Par lettre recommandée avec demande d'avis de réception du 12 août 2011, la société BNP Paribas a mis en demeure M. [Y] de payer la somme de 1519,34 euros au titre des échéances impayées du prêt à l'accession sociale.

Par lettres recommandées avec demande d'avis de réception du 17 octobre 2011, la banque a prononcé la déchéance du terme des prêts.

Par jugement du 10 mai 2012, M. [Y] a bénéficié d'une procédure de redressement judiciaire, convertie en liquidation judiciaire selon jugement du 7 juin suivant.

Le 12 juin 2012, la société BNP Paribas a déclaré au passif de la procédure collective ses créances au titre des prêts susvisés, lesquelles ont été admises par ordonnances du juge-commissaire en date du 7 novembre 2013.

Le 8 août 2014, la banque a fait délivrer à M. [Y] un commandement de payer valant saisie immobilière, portant sur le bien lui appartenant.

Par jugement du 31 janvier 2020, le juge de l'exécution du tribunal de grande instance de Versailles a, notamment :

déclaré irrecevables les contestations relatives aux créances de la société BNP Paribas,

autorisé M. [Y] à procéder à la vente amiable de ses biens visés au cahier des conditions de vente et pour un prix plancher de 130.000 euros nets vendeur,

fixé le montant des créances de la société BNP Paribas, arrêtées au 30 juin 2014, aux sommes respectives de 135.949,62 euros, outre intérêts au taux de 7,60%, et 17930,35 euros, outre intérêts au taux de 6,30%,

taxé les frais de poursuite engagés par la société BNP Paribas à la somme de 5790,11 euros,

rejeté les autres contestations et demandes incidentes de M. [Y],

renvoyé l'affaire au 27 mai 2020 aux fins de constatation de la vente amiable ou, à défaut, aux fins d'orientation en vente forcée,

dit n'y avoir lieu à application de l'article 700 du code de procédure civile,

dit que les dépens seront compris dans les frais taxés.

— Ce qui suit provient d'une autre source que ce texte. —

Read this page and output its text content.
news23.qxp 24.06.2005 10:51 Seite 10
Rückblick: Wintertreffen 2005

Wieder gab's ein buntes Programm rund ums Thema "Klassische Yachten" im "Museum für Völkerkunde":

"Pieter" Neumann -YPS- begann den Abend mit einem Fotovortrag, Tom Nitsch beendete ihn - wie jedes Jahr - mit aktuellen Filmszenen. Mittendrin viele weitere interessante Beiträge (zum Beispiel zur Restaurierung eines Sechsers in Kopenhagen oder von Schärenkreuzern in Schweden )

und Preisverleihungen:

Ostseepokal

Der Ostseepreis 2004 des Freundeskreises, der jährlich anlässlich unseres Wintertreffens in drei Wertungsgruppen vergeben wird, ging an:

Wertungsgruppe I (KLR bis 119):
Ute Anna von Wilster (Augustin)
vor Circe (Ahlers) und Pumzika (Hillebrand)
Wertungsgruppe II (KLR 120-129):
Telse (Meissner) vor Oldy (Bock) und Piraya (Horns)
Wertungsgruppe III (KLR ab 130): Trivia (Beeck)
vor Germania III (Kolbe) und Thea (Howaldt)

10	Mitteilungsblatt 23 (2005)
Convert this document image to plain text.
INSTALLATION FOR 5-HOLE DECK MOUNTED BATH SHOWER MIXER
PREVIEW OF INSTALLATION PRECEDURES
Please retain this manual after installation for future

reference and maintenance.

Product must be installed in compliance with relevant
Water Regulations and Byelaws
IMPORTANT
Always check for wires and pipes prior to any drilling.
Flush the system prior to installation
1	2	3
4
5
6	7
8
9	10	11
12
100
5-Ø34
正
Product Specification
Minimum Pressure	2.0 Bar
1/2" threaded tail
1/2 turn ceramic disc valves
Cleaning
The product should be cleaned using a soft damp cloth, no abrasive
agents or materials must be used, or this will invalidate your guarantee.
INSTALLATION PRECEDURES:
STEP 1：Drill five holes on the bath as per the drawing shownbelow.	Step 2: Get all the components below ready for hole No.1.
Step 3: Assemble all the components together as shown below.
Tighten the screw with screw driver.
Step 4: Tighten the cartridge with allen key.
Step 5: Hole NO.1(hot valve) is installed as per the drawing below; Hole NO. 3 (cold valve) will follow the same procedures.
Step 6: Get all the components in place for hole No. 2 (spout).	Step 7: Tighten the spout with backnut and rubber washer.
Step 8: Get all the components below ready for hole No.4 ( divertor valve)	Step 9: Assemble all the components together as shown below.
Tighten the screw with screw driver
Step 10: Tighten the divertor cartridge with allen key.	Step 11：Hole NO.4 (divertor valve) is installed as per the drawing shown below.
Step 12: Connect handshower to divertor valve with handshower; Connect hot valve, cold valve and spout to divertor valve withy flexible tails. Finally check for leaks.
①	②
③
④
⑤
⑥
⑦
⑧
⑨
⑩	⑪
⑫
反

Par arrêt du 3 décembre 2020, la cour d'appel de Versailles a :

constaté qu'elle n'avait pas été saisie de la question préjudicielle ;

écarté des débats les dernières conclusions de l'appelant et les pièces nouvelles les accompagnant ;

confirmé le jugement entrepris en toutes ses dispositions ;

y ajoutant,

condamné M. [Y] à payer à la société BNP Paribas la somme de 6000 euros sur le fondement de l'article 700 du code de procédure civile ;

condamné M. [Y] aux dépens d'appel, qui seront employés en frais privilégiés de vente.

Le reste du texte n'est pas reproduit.